Question-to-Question Retrieval for Hallucination-Free Knowledge Access: An Approach for Wikipedia and Wikidata Question Answering
This addresses hallucination in knowledge base question answering for applications like Wikipedia and Wikidata, though it appears incremental as it adapts existing retrieval techniques to a new question-based paradigm.
The paper tackles the problem of hallucination in knowledge base question answering by introducing a question-to-question retrieval approach that matches user queries against a pre-generated set of questions for each content unit, achieving high cosine similarity (>0.9) for relevant pairs and enabling precise, direct content retrieval without answer generation.
This paper introduces an approach to question answering over knowledge bases like Wikipedia and Wikidata by performing "question-to-question" matching and retrieval from a dense vector embedding store.
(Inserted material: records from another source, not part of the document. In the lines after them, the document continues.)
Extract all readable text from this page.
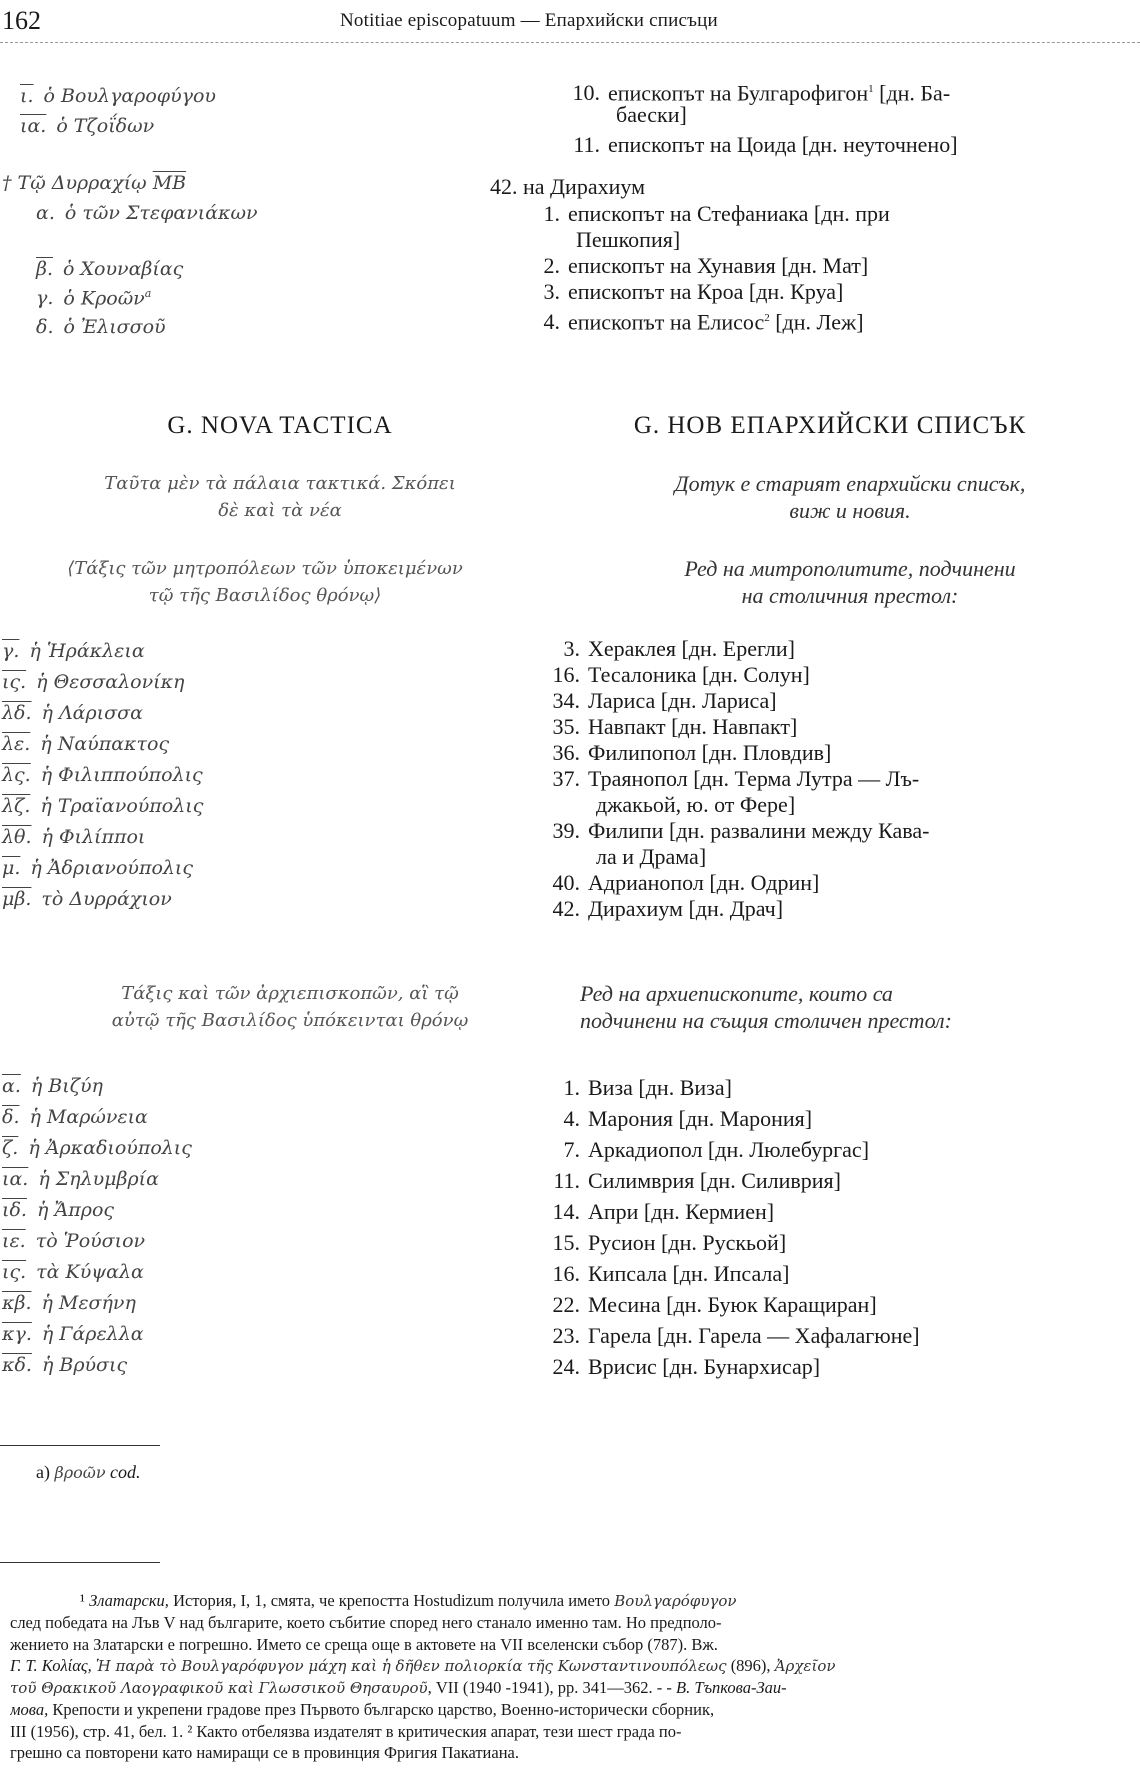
162	Notitiae episcopatuum — Епархийски списъци
ι. ὁ Βουλγαροφύγου
ια. ὁ Τζοΐδων
† Τῷ Δυρραχίῳ $\overline{MB}$
α. ὁ τῶν Στεφανιάκων
β. ὁ Χουναβίας
γ. ὁ Κροῶν$^a$
δ. ὁ Ἐλισσοῦ
γ. ἡ Ἡράκλεια
ις. ἡ Θεσσαλονίκη
λδ. ἡ Λάρισσα
λε. ἡ Ναύπακτος
λς. ἡ Φιλιππούπολις
λζ. ἡ Τραϊανούπολις
λθ. ἡ Φιλίπποι
μ. ἡ Ἀδριανούπολις
μβ. τὸ Δυρράχιον
α. ἡ Βιζύη
δ. ἡ Μαρώνεια
ζ. ἡ Ἀρκαδιούπολις
ια. ἡ Σηλυμβρία
ιδ. ἡ Ἄπρος
ιε. τὸ Ῥούσιον
ις. τὰ Κύψαλα
κβ. ἡ Μεσήνη
κγ. ἡ Γάρελλα
κδ. ἡ Βρύσις
10. епископът на Булгарофигон$^1$ [дн. Ба-
баески]
11. епископът на Цоида [дн. неуточнено]
42. на Дирахиум
1. епископът на Стефаниака [дн. при
Пешкопия]
2. епископът на Хунавия [дн. Мат]
3. епископът на Кроа [дн. Круа]
4. епископът на Елисос$^2$ [дн. Леж]
3. Хераклея [дн. Ерегли]
16. Тесалоника [дн. Солун]
34. Лариса [дн. Лариса]
35. Навпакт [дн. Навпакт]
36. Филипопол [дн. Пловдив]
37. Траянопол [дн. Терма Лутра — Лъ-
джакьой, ю. от Фере]
39. Филипи [дн. развалини между Кава-
ла и Драма]
40. Адрианопол [дн. Одрин]
42. Дирахиум [дн. Драч]
1. Виза [дн. Виза]
4. Марония [дн. Марония]
7. Аркадиопол [дн. Люлебургас]
11. Силимврия [дн. Силиврия]
14. Апри [дн. Кермиен]
15. Русион [дн. Рускьой]
16. Кипсала [дн. Ипсала]
22. Месина [дн. Буюк Каращиран]
23. Гарела [дн. Гарела — Хафалагюне]
24. Врисис [дн. Бунархисар]
G. NOVA TACTICA	G. НОВ ЕПАРХИЙСКИ СПИСЪК
Ταῦτα μὲν τὰ πάλαια τακτικά. Σκόπει
δὲ καὶ τὰ νέα
Дотук е старият епархийски списък,
виж и новия.
⟨Τάξις τῶν μητροπόλεων τῶν ὑποκειμένων
τῷ τῆς Βασιλίδος θρόνῳ⟩
Ред на митрополитите, подчинени
на столичния престол:
Τάξις καὶ τῶν ἀρχιεπισκοπῶν, αἳ τῷ
αὐτῷ τῆς Βασιλίδος ὑπόκεινται θρόνῳ
Ред на архиепископите, които са
подчинени на същия столичен престол:
a) βροῶν cod.
¹ Златарски, История, I, 1, смята, че крепостта Hostudizum получила името Βουλγαρόφυγον
след победата на Лъв V над българите, което събитие според него станало именно там. Но предполо-
жението на Златарски е погрешно. Името се среща още в актовете на VII вселенски събор (787). Вж.
Γ. Τ. Κολίας, Ἡ παρὰ τὸ Βουλγαρόφυγον μάχη καὶ ἡ δῆθεν πολιορκία τῆς Κωνσταντινουπόλεως (896), Ἀρχεῖον
τοῦ Θρακικοῦ Λαογραφικοῦ καὶ Γλωσσικοῦ Θησαυροῦ, VII (1940 -1941), pp. 341—362. - - В. Тъпкова-Заи-
мова, Крепости и укрепени градове през Първото българско царство, Военно-исторически сборник,
III (1956), стр. 41, бел. 1. ² Както отбелязва издателят в критическия апарат, тези шест града по-
грешно са повторени като намиращи се в провинция Фригия Пакатиана.
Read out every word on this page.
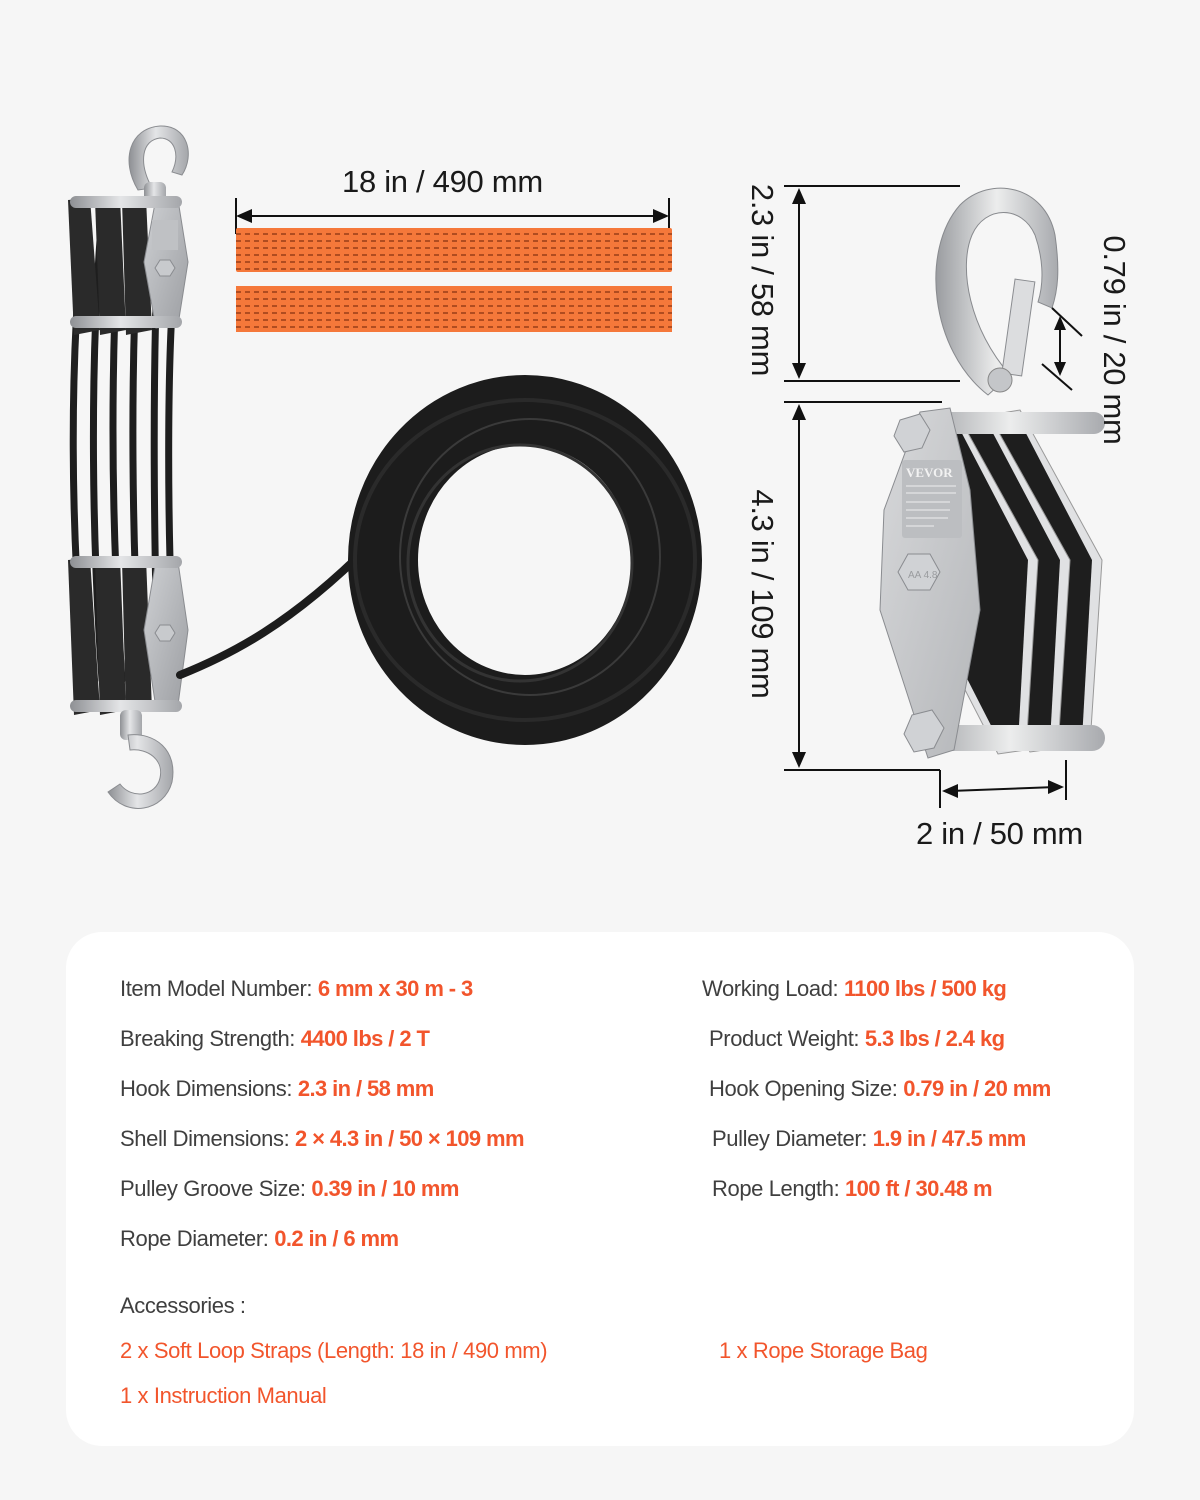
18 in / 490 mm
VEVOR
AA 4.8
2.3 in / 58 mm
4.3 in / 109 mm
0.79 in / 20 mm
2 in / 50 mm
Item Model Number: 6 mm x 30 m - 3
Breaking Strength: 4400 lbs / 2 T
Hook Dimensions: 2.3 in / 58 mm
Shell Dimensions: 2 × 4.3 in / 50 × 109 mm
Pulley Groove Size: 0.39 in / 10 mm
Rope Diameter: 0.2 in / 6 mm
Working Load: 1100 lbs / 500 kg
Product Weight: 5.3 lbs / 2.4 kg
Hook Opening Size: 0.79 in / 20 mm
Pulley Diameter: 1.9 in / 47.5 mm
Rope Length: 100 ft / 30.48 m
Accessories :
2 x Soft Loop Straps (Length: 18 in / 490 mm)	1 x Rope Storage Bag
1 x Instruction Manual
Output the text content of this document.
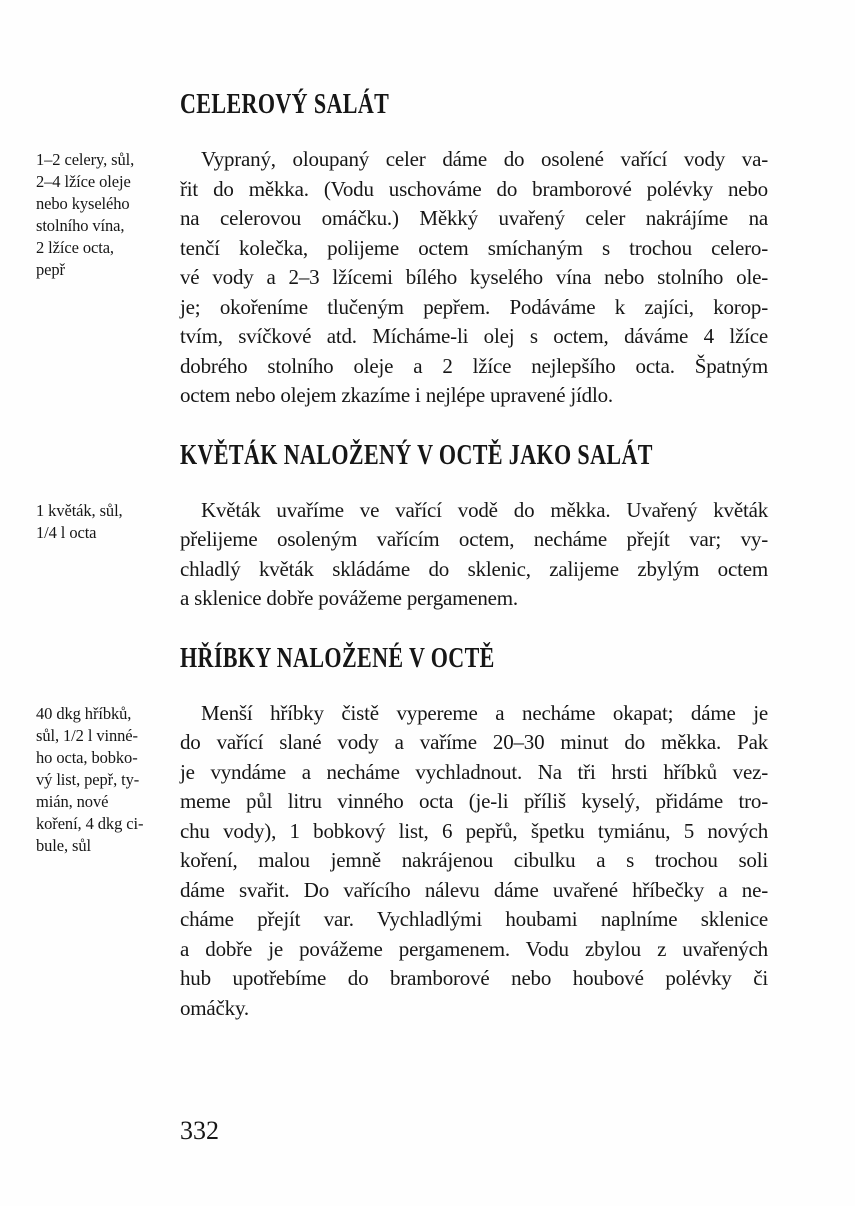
CELEROVÝ SALÁT
1–2 celery, sůl,
2–4 lžíce oleje
nebo kyselého
stolního vína,
2 lžíce octa,
pepř
Vypraný, oloupaný celer dáme do osolené vařící vody va-
řit do měkka. (Vodu uschováme do bramborové polévky nebo
na celerovou omáčku.) Měkký uvařený celer nakrájíme na
tenčí kolečka, polijeme octem smíchaným s trochou celero-
vé vody a 2–3 lžícemi bílého kyselého vína nebo stolního ole-
je; okořeníme tlučeným pepřem. Podáváme k zajíci, korop-
tvím, svíčkové atd. Mícháme-li olej s octem, dáváme 4 lžíce
dobrého stolního oleje a 2 lžíce nejlepšího octa. Špatným
octem nebo olejem zkazíme i nejlépe upravené jídlo.
KVĚTÁK NALOŽENÝ V OCTĚ JAKO SALÁT
1 květák, sůl,
1/4 l octa
Květák uvaříme ve vařící vodě do měkka. Uvařený květák
přelijeme osoleným vařícím octem, necháme přejít var; vy-
chladlý květák skládáme do sklenic, zalijeme zbylým octem
a sklenice dobře povážeme pergamenem.
HŘÍBKY NALOŽENÉ V OCTĚ
40 dkg hříbků,
sůl, 1/2 l vinné-
ho octa, bobko-
vý list, pepř, ty-
mián, nové
koření, 4 dkg ci-
bule, sůl
Menší hříbky čistě vypereme a necháme okapat; dáme je
do vařící slané vody a vaříme 20–30 minut do měkka. Pak
je vyndáme a necháme vychladnout. Na tři hrsti hříbků vez-
meme půl litru vinného octa (je-li příliš kyselý, přidáme tro-
chu vody), 1 bobkový list, 6 pepřů, špetku tymiánu, 5 nových
koření, malou jemně nakrájenou cibulku a s trochou soli
dáme svařit. Do vařícího nálevu dáme uvařené hříbečky a ne-
cháme přejít var. Vychladlými houbami naplníme sklenice
a dobře je povážeme pergamenem. Vodu zbylou z uvařených
hub upotřebíme do bramborové nebo houbové polévky či
omáčky.
332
Instead of embedding document content, we generate a comprehensive set of questions for each logical content unit using an instruction-tuned LLM. These questions are vector-embedded and stored, mapping to the corresponding content. Vector embedding of user queries are then matched against this question vector store. The highest similarity score leads to direct retrieval of the associated article content, eliminating the need for answer generation. Our method achieves high cosine similarity ( > 0.9 ) for relevant question pairs, enabling highly precise retrieval. This approach offers several advantages including computational efficiency, rapid response times, and increased scalability. We demonstrate its effectiveness on Wikipedia and Wikidata, including multimedia content through structured fact retrieval from Wikidata, opening up new pathways for multimodal question answering.